Folk Art from The American Museum in Britain
- Presents pieces from the exceptionally fine collection at The American Museum in Britain, explaining and elaborating on the diverse artistic legacy of this extraordinary genre
Housed in Claverton Manor on the outskirts of the Georgian city of Bath, the American Museum in Britain celebrates its 50th anniversary in 2011. ‘Folk art’ is a misunderstood term in Britain, often indiscriminatingly used as a synonym for ‘unsophisticated’ or ‘amateur’. At Claverton Manor, its American context is conveyed: the artistic legacy of the artisan and amateur in pre-industrial America, with pieces often designed for a practical purpose – such as bird decoys, weathervanes, trade signs and child likenesses in an age of high infant mortality. The folk art collection is one of the key ways the museum introduces its largely British audience to a distinctly American aesthetic.

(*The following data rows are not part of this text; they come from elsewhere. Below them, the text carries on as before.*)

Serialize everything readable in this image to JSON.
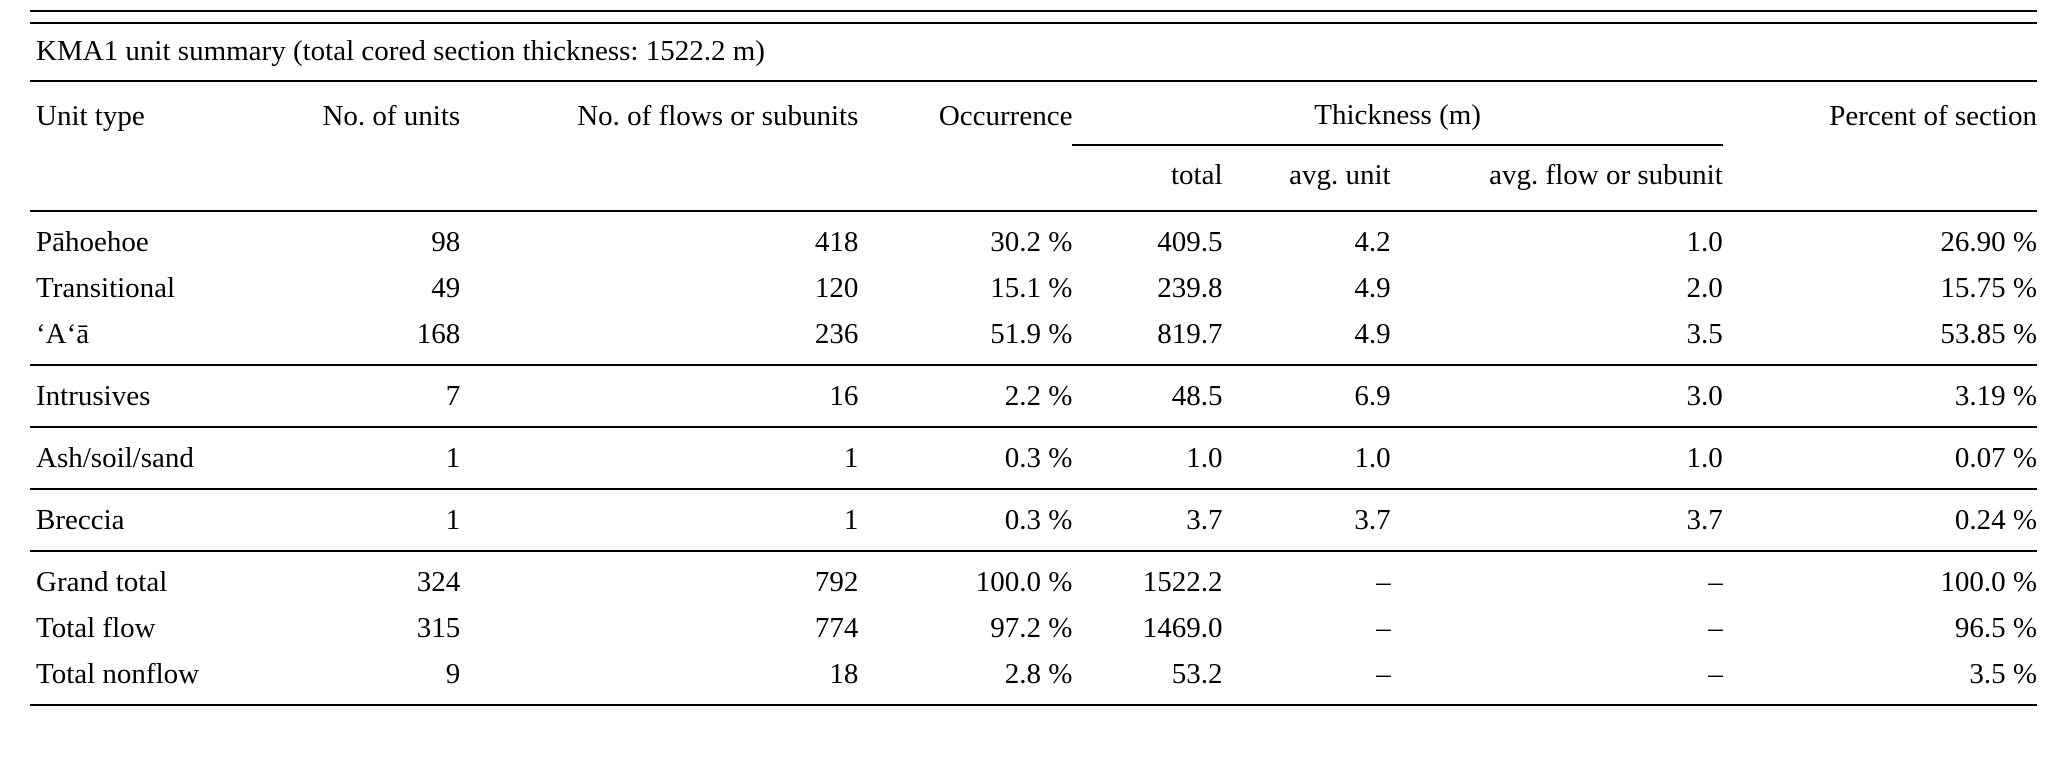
{
  "title": "KMA1 unit summary (total cored section thickness: 1522.2 m)",
  "table": {
    "columns": {
      "unit_type": "Unit type",
      "no_units": "No. of units",
      "no_flows": "No. of flows or subunits",
      "occurrence": "Occurrence",
      "thickness": "Thickness (m)",
      "percent": "Percent of section"
    },
    "thickness_subcolumns": {
      "total": "total",
      "avg_unit": "avg. unit",
      "avg_flow": "avg. flow or subunit"
    },
    "groups": [
      [
        [
          "Pāhoehoe",
          "98",
          "418",
          "30.2 %",
          "409.5",
          "4.2",
          "1.0",
          "26.90 %"
        ],
        [
          "Transitional",
          "49",
          "120",
          "15.1 %",
          "239.8",
          "4.9",
          "2.0",
          "15.75 %"
        ],
        [
          "ʻAʻā",
          "168",
          "236",
          "51.9 %",
          "819.7",
          "4.9",
          "3.5",
          "53.85 %"
        ]
      ],
      [
        [
          "Intrusives",
          "7",
          "16",
          "2.2 %",
          "48.5",
          "6.9",
          "3.0",
          "3.19 %"
        ]
      ],
      [
        [
          "Ash/soil/sand",
          "1",
          "1",
          "0.3 %",
          "1.0",
          "1.0",
          "1.0",
          "0.07 %"
        ]
      ],
      [
        [
          "Breccia",
          "1",
          "1",
          "0.3 %",
          "3.7",
          "3.7",
          "3.7",
          "0.24 %"
        ]
      ],
      [
        [
          "Grand total",
          "324",
          "792",
          "100.0 %",
          "1522.2",
          "–",
          "–",
          "100.0 %"
        ],
        [
          "Total flow",
          "315",
          "774",
          "97.2 %",
          "1469.0",
          "–",
          "–",
          "96.5 %"
        ],
        [
          "Total nonflow",
          "9",
          "18",
          "2.8 %",
          "53.2",
          "–",
          "–",
          "3.5 %"
        ]
      ]
    ]
  }
}
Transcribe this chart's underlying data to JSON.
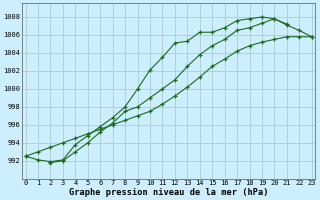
{
  "x": [
    0,
    1,
    2,
    3,
    4,
    5,
    6,
    7,
    8,
    9,
    10,
    11,
    12,
    13,
    14,
    15,
    16,
    17,
    18,
    19,
    20,
    21,
    22,
    23
  ],
  "series1": [
    992.5,
    992.1,
    991.9,
    992.1,
    993.8,
    994.8,
    995.8,
    996.8,
    998.0,
    1000.0,
    1002.1,
    1003.5,
    1005.1,
    1005.3,
    1006.3,
    1006.3,
    1006.8,
    1007.6,
    1007.8,
    1008.0,
    1007.8,
    1007.2,
    null,
    null
  ],
  "series2": [
    992.5,
    993.0,
    993.5,
    994.0,
    994.5,
    995.0,
    995.5,
    996.0,
    996.5,
    997.0,
    997.5,
    998.3,
    999.2,
    1000.2,
    1001.3,
    1002.5,
    1003.3,
    1004.2,
    1004.8,
    1005.2,
    1005.5,
    1005.8,
    1005.8,
    1005.8
  ],
  "series3": [
    null,
    null,
    991.8,
    992.0,
    993.0,
    994.0,
    995.2,
    996.2,
    997.5,
    998.0,
    999.0,
    1000.0,
    1001.0,
    1002.5,
    1003.8,
    1004.8,
    1005.5,
    1006.5,
    1006.8,
    1007.3,
    1007.8,
    1007.1,
    1006.5,
    1005.8
  ],
  "line_color": "#1a6b1a",
  "bg_color": "#cceeff",
  "grid_color": "#aacccc",
  "xlabel": "Graphe pression niveau de la mer (hPa)",
  "ylim_min": 990,
  "ylim_max": 1009.5,
  "xlim_min": -0.3,
  "xlim_max": 23.3,
  "yticks": [
    992,
    994,
    996,
    998,
    1000,
    1002,
    1004,
    1006,
    1008
  ],
  "xticks": [
    0,
    1,
    2,
    3,
    4,
    5,
    6,
    7,
    8,
    9,
    10,
    11,
    12,
    13,
    14,
    15,
    16,
    17,
    18,
    19,
    20,
    21,
    22,
    23
  ]
}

Important works include over 200 American quilts, 30 santos and scrimshaw signed by Frederick Myrick Some of America’s greatest folk painters are represented, including John Brewster Jr, Ammi Phillips, Thomas Chambers, Sturtevant Hamblen and Grandma Moses.
Laura Beresford has worked with historic collections for over 20 years in New Zealand, Canadian, and British museums. After her return to the U.K. in 1998, she won acclaim for her presentation of historic house interiors. Since 2006, she has been the curator of the American Museum in Britain.